Francisco ha partido.
El pasado lunes 21 de abril, a las 7:35 a. m., falleció en Roma el Papa Francisco. El primer pontífice latinoamericano, el jesuita de voz serena y alma inquieta, ha vuelto a la casa del Padre.
El 22 de abril, la Iglesia celebra a la Madre de la Compañía de Jesús, la misma a quien Ignacio de Loyola y sus primeros compañeros consagraron sus votos hace casi cinco siglos. No deja de ser conmovedor pensar que, en su día, la Virgen recibe de vuelta al más universal de sus hijos jesuitas.
Francisco, durante su pontificado, se propuso sacudir la estructura de la Iglesia: reformó la Curia, transparentó las finanzas vaticanas y abrió más espacios a laicos y mujeres. No fue fácil. Tampoco lo fue enfrentar la herida abierta de los abusos: pidió perdón, escuchó a víctimas y aplicó medidas duras.
Salió al mundo: viajó a las periferias, defendió a los migrantes, habló de justicia social, del cuidado del planeta, del pecado ecológico, del valor de la paz.

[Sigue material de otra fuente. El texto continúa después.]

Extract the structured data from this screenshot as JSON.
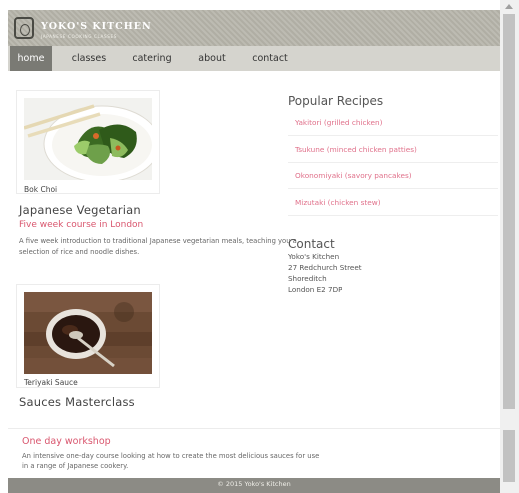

Ayer fue su funeral y su traslado a la Basílica de Santa María la Mayor, donde fue enterrado en una tumba modesta, marcada solo con la inscripción «Franciscus» y una reproducción en plata de su cruz pectoral.
Ahora, la Iglesia se prepara para un nuevo cónclave. Y muchos, creyentes o no, recordamos a Francisco como un papa que incomodó, habló claro y nunca se olvidó de los últimos.
En estos días, quizás lo esencial no esté en Roma sino en el cielo, donde una Madre ha salido al encuentro de su hijo.
«María es madre. Nos cuida y no nos deja jamás. Como una madre, está con nosotros incluso en los momentos más difíciles».